Molecular genetics of heterokaryon incompatibility in filamentous ascomycetes

Abstract

Filamentous fungi spontaneously undergo vegetative cell fusion events within but also between individuals. These cell fusions (anastomoses) lead to cytoplasmic mixing and to the formation of vegetative heterokaryons (i.e., cells containing different nuclear types). The viability of these heterokaryons is genetically controlled by specific loci termed het loci (for heterokaryon incompatibility). Heterokaryotic cells formed between individuals of unlike het genotypes undergo a characteristic cell death reaction or else are severely inhibited in their growth. The biological significance of this phenomenon remains a puzzle. Heterokaryon incompatibility genes have been proposed to represent a vegetative self/nonself recognition system preventing heterokaryon formation between unlike individuals to limit horizontal transfer of cytoplasmic infectious elements. Molecular characterization of het genes and of genes participating in the incompatibility reaction has been achieved for two ascomycetes, Neurospora crassa and Podospora anserina. These analyses have shown that het genes are diverse in sequence and do not belong to a gene family and that at least some of them perform cellular functions in addition to their role in incompatibility. Divergence between the different allelic forms of a het gene is generally extensive, but single-amino-acid differences can be sufficient to trigger incompatibility. In some instances het gene evolution appears to be driven by positive selection, which suggests that the het genes indeed represent recognition systems. However, work on nonallelic incompatibility systems in P. anserina suggests that incompatibility might represent an accidental activation of a cellular system controlling adaptation to starvation.

FIG. 1

Schematic representation of heterokaryon incompatibility. (A) When two different fungal individuals meet, they spontaneously undergo a cell fusion event or anastomosis. (B) If the two individuals have the same het genotype, a heterokaryon is established. (C) If the two strains differ in het genotype, the heterokaryotic cells are destroyed or severely inhibited in their growth.

FIG. 2

Sequence motif common to several genes involved in nonallelic incompatibility.
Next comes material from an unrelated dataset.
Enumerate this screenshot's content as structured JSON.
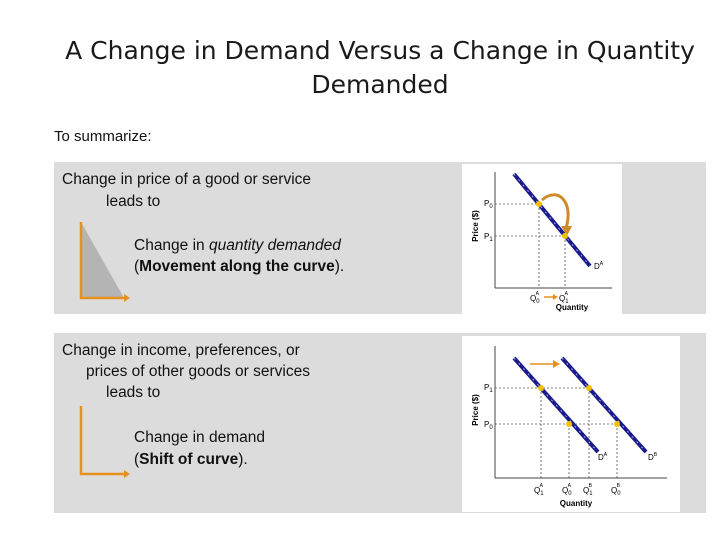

The amino acid position is given for each sequence: the het-6^PA allele product (6PA), the het-6^OR allele product (6OR), the P. anserina HET-E protein (HTE), and the N. crassa TOL protein (TOL). Residues that are identical in at least three of the four sequences are boxed in black; residues that are similar in at least three of the four sequences are boxed in grey.

FIG. 3

Cell death reaction occurring in a self-incompatible het-C het-E strain of P. anserina. A het-c het-e strain is shown in panel A (non-self-incompatible control), and a het-C het-E self-incompatible strain is shown in panel B. The mycelium was photographed 12 h after spore germination. Bar, 10 μm. Note the intense vacuolization (black arrowhead) and the presence of completely destroyed cells (white arrowhead).